I hope eventually to be able to correct anything I may have done that has caused her to feel such hostility towards me…She is one of the few people here who I have some amount of respect for.
Re: let’s see…
She just had some feeling for you, and when you left town and didn’t call regularly she felt that she was waiting around and you were not interested, for the most part. You two got very close very fast, and she expected to talk regularly in San Fransisco…and I don’t know all the stuff about being called a liar.
Re: let’s see…
Don’t really know either about the stuff about being called a liar…it is just annoying…I just tend to ramble on a little much when I do not proof my posts (which I sometimes do to make sure that I am not saying anything I would feel comfortable yeeling in the middle of the stret)
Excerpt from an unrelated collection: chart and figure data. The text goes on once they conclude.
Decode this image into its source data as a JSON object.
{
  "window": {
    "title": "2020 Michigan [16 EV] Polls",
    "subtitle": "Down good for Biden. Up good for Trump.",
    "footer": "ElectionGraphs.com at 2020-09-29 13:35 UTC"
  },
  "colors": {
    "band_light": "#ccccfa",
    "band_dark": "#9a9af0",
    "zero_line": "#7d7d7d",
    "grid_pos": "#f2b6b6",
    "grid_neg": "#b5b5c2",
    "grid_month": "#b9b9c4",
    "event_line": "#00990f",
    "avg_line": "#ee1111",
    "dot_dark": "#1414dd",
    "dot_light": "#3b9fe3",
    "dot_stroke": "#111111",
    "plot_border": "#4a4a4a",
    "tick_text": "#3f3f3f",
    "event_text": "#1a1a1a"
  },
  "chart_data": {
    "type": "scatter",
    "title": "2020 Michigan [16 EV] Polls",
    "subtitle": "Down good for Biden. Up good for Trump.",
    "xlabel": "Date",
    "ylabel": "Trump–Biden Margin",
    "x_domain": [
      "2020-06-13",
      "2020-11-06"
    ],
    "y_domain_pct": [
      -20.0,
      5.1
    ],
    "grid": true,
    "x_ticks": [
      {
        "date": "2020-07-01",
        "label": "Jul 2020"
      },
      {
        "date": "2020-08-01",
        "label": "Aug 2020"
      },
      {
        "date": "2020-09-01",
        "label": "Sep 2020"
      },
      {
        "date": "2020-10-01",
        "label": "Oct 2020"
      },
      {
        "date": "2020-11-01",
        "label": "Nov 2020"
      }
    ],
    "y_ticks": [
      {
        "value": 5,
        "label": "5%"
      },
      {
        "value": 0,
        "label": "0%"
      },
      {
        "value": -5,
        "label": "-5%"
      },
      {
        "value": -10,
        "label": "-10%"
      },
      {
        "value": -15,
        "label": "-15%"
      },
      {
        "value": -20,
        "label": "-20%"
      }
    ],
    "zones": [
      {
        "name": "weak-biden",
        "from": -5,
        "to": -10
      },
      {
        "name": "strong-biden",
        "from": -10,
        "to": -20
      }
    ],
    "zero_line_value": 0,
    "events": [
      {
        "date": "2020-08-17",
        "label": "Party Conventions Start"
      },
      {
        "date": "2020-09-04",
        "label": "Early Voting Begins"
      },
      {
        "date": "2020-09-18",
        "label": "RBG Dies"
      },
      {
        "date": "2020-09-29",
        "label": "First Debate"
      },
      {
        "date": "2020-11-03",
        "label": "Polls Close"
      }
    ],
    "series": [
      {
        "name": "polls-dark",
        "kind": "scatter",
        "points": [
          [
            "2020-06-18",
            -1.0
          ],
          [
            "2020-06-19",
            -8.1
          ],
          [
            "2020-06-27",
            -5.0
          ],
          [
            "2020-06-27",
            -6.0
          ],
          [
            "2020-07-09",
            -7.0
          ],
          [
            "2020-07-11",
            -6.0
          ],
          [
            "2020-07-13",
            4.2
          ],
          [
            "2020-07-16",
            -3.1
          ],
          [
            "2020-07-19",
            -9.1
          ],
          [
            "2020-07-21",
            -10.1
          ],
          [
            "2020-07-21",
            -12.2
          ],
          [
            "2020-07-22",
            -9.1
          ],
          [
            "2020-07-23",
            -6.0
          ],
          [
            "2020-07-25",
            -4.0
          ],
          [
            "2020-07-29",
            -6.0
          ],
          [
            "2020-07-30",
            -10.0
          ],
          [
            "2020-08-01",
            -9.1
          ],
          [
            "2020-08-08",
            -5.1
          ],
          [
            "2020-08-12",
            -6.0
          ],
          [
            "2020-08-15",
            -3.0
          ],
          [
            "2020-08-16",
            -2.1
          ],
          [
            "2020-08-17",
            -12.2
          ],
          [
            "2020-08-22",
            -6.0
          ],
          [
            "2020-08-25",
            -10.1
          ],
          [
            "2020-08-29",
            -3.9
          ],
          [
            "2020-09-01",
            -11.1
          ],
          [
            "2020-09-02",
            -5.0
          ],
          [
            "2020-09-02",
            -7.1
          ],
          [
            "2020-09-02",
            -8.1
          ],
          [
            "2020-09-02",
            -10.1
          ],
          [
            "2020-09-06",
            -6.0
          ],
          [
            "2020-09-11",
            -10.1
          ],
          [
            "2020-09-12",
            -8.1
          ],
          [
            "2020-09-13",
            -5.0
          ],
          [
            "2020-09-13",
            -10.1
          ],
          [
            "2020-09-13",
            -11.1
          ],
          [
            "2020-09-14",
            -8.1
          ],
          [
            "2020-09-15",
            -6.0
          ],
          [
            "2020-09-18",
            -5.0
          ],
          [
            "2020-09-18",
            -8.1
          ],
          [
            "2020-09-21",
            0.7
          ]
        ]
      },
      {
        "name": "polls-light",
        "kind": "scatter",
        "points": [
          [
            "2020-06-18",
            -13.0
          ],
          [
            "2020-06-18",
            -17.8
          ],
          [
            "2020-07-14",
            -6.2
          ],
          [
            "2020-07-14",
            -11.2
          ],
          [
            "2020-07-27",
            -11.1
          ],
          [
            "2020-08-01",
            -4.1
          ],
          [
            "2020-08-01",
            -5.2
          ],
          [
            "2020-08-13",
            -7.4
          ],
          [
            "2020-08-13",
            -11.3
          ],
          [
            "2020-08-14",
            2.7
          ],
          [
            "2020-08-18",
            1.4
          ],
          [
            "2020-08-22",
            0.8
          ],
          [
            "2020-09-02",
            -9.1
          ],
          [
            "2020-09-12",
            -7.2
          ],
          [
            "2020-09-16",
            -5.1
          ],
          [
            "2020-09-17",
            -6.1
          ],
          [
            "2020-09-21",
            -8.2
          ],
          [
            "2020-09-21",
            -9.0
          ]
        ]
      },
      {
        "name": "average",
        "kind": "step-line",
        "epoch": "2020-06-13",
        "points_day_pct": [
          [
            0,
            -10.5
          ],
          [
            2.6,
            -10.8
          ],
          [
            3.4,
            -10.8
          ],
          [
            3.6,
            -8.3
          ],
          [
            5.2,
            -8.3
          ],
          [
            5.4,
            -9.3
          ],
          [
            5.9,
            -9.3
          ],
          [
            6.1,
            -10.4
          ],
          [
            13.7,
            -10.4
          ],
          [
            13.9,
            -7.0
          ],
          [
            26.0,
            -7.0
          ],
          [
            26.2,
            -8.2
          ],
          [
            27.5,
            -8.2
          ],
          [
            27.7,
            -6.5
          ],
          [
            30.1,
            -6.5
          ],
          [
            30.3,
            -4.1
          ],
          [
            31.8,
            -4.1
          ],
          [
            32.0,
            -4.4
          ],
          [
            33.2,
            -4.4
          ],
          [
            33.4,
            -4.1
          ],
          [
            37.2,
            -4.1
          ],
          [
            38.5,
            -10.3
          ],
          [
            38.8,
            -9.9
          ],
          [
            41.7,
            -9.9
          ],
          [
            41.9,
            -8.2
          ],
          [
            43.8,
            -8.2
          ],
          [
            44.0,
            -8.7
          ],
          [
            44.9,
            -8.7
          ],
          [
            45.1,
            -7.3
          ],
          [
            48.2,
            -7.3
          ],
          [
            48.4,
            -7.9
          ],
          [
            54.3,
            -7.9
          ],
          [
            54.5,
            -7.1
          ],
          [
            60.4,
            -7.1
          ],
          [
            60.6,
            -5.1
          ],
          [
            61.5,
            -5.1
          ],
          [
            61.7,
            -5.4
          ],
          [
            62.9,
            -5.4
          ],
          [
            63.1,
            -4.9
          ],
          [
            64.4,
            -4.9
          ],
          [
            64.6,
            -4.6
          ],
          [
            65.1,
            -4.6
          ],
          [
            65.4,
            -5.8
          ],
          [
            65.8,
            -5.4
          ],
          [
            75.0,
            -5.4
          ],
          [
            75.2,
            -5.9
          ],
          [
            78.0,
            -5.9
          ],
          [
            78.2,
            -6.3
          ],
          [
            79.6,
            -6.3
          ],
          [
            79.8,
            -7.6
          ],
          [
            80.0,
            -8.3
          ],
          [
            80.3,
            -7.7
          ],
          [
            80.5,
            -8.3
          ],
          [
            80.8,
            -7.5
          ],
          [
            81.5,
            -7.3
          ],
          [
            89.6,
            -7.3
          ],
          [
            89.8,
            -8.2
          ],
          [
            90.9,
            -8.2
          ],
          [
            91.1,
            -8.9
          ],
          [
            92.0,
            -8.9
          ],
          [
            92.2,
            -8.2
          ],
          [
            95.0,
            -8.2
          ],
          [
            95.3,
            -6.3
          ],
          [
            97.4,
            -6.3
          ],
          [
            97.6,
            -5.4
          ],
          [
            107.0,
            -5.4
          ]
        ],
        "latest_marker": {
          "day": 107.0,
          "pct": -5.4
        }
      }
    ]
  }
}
But as far as SF…I had one of the worst Times in SF that I have had in a long time. It was the start of whatever is currently wrong with my liver. In the Hospital I was staying I couldn’t find out where I was when I was conscious long enough to do anything, and then when I got out I was really fucked up….In a lot of ways. I feel badly that I didn’t call her, and told her so…I was really interested in her (really kind of still am), but as I said…I am just so physically fucked up that it is hard for me to give anyone as much attention as I would like. And she seems to need a lot of it (that is not an insult…It is just that she responds well to attention) that I wish that I could give, but when I don’t pay attention to myslef very well…I wind up in the hospital with tubes coming out of (or going into) every parts of me.
It is immensely FRUSTRATING!…I had some of the most fun with her that I have had for a very long time…..
Re: let’s see…
well, maybe you should write her that directly, I think she could really use your attention now.